Le saint-siège n’avait pas plus de satisfaction du côté de la religion. Elle criait sur les toits son aversion pour les entretiens pieux et les livres de dévotion. Le premier qui lui avait parlé de macérations avait été reçu de façon à n’oser jamais y revenir. Elle allait peu aux offices, et y passait le temps à rire aux éclats avec ses cardinaux, en la présence même du pape. C’était intolérable. A l’issue d’une scène de ce genre, le pape lui remit un chapelet, en manière de doux reproche, et l’exhorta à s’en servir dans ses prières. Le dos à peine tourné, elle s’écria : « — Je ne veux pas être une cafarde ! » Le saint-père se rabattit à solliciter de légères démonstrations de piété, pour la foule. On alla dire de sa part à Christine : « — Un Ave Maria en public est plus méritoire qu’un chapelet dans le particulier. » Il ne la réduisit que lorsqu’elle n’eut plus le sol.
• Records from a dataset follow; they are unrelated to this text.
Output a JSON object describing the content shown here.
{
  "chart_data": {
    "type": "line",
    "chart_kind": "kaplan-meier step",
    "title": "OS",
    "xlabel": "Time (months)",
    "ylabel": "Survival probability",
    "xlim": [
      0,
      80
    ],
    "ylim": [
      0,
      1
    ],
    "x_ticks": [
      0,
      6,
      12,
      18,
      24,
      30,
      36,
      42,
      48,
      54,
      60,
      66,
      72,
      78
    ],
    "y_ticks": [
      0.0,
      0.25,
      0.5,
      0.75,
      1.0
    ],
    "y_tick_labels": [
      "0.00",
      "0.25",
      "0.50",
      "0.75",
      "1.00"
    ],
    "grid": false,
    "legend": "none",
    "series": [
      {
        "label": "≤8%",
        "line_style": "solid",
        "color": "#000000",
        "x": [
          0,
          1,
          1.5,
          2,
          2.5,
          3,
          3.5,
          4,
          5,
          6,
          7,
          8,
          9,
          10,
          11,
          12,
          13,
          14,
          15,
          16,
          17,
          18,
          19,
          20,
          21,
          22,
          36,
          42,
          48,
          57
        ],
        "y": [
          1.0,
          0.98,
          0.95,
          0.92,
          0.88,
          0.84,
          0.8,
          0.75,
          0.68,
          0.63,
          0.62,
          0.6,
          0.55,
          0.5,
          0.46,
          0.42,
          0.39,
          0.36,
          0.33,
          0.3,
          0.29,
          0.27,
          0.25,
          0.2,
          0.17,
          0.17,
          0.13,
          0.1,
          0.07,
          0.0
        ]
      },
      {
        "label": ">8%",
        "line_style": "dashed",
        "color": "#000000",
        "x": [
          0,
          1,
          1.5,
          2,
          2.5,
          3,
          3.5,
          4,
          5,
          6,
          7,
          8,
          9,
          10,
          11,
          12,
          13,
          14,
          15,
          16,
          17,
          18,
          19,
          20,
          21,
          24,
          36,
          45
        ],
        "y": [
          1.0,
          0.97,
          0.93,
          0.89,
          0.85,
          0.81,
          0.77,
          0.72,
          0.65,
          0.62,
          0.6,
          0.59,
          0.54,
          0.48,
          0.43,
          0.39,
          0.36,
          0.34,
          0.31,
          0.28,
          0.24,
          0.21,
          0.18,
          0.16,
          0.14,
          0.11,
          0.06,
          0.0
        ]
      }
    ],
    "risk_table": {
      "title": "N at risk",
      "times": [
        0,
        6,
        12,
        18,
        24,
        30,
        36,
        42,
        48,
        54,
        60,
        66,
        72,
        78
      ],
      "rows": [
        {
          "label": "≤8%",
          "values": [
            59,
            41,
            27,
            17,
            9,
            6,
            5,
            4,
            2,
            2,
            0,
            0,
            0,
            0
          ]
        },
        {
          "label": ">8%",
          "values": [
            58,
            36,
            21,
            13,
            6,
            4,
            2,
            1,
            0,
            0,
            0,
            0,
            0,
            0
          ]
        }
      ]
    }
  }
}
Les finances de Christine était encore un autre souci pour la cour de Rome. La Suède, outrée de l’abjuration, engagée d’ailleurs dans des guerres ou des difficultés intérieures, payait mal, et Christine dépensait sans compter, sous prétexte « qu’il y a une manière de profusion qui est économie. » Elle avait un train royal. Elle rétablissait ses collections, fort entamées au départ de Suède par ses savans étrangers. La bibliothèque avait été honteusement pillée ; sur plus de 8,000 manuscrits, il n’en arriva que le quart à Rome. Nous possédons une lettre où Vossius mande à Heinsius, avec une désinvolture admirable, qu’il est en train de s’approprier « non paucos libellos rariores » de la bibliothèque de la serenissimœ reginœ. Il fallait de grosses sommes pour réparer ces pertes. Il en fallait d’infinies pour fournir à un désordre dont rien ne peut donner l’idée. Six mois après son entrée à Rome, Christine était harcelée par ses créanciers. Elle s’adressa au pape, qui paya et crut l’heure venue de la mater. Il lui offrit 2,000 écus par mois, à condition d’être sage. C’était trop tôt. Christine s’emporta, tempêta, envoya le reste de ses pierreries chez un prêteur sur gages, qui en donna 10,000 ducats, et s’embarqua pour Marseille. Elle se savait attendue avec impatience en France. Chacun était curieux de voir cette personne singulière, surnommée jadis la Sibylle du Septentrion et la Dixième Muse, et qu’on appelait à présent, tout uniment, la « reine ambulante. » Le voyage de France fut le dernier grand succès de Christine.